Entries for 'Sacred space'


During my first year at the School of Theology in Sewanee, I participated in a contemplative retreat at St. Mary’s Sewanee Retreat Center, just off Sherwood Road.  While walking the grounds in silence, I stumbled upon the cemetery of the Sisters of St. Mary’s Convent for the first time.  Here, set in the midst of the Mountain’s majestic forested canopy, was this little “jewel box” fashioned by human hands inspired by the Spirit of God.

The cemetery is a formal square of sacred ground bounded on each side by a low wall built of sandstone quarried from the surrounding mountain.  The plot is oriented with respect to the four cardinal directions of the compass, so each grave is positioned to face east allowing its inhabitant to greet the rising sun on the morning of the Second Coming of our Lord.  In the meantime, the rows of simple markers for each interred Sister are presided over by a handsomely-sculpted figure of the crucified Christ, raised in glory within a stone niche centered on the western wall.  Opposite the Crucifix and centered on the eastern wall is the lychgate.  Built of heavy-timbers in the form of a gable roof, this gateway grants access to the burial ground, but its low clearance encourages the living who visit to bow in reverence as they enter the precinct of the dead.

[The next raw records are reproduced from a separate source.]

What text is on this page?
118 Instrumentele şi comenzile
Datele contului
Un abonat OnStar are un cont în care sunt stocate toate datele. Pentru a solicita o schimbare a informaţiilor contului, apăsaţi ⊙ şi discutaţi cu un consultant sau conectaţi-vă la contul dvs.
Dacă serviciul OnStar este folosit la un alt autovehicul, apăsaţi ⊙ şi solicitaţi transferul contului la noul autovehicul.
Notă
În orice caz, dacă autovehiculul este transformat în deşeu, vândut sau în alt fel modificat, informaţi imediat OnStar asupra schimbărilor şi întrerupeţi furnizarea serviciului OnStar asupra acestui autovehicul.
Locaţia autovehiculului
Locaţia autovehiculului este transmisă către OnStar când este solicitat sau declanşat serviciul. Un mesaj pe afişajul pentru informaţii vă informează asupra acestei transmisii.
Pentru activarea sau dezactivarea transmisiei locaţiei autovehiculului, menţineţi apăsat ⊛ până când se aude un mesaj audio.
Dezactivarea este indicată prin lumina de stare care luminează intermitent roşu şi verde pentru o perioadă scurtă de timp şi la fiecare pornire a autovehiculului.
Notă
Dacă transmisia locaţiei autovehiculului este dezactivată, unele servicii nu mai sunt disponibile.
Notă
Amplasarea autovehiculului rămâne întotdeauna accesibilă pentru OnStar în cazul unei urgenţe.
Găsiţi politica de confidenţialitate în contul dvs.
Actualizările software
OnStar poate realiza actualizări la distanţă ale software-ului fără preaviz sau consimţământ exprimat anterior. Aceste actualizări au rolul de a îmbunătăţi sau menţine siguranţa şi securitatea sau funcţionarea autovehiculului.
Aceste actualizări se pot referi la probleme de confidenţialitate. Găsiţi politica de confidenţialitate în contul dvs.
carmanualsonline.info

Here is a place: intentionally-shaped, exquisitely-fashioned from humble, indigenous materials and devoted to the most primordial act unique to our species and fundamental to our Christian faith – the burial of the dearly departed.  The mere nature of its existence is a sacramental expression of the beauty of the Incarnation in the midst of our fallen world.  It makes manifest the words of Jacob, who said, “Surely, the Lord is in this place and I did not know it.”

When I am fortunate to return to the Mountain, I try to visit the cemetery of the Sisters—not because I am particularly close to anyone buried there—but out of gratitude for what this sacred place awakened in me.  Never before had I felt drawn to name a place where I preferred my earthly remains to be interred.  But from the experience of this holy ground, I now know for me the Mountain is my gateway to heaven.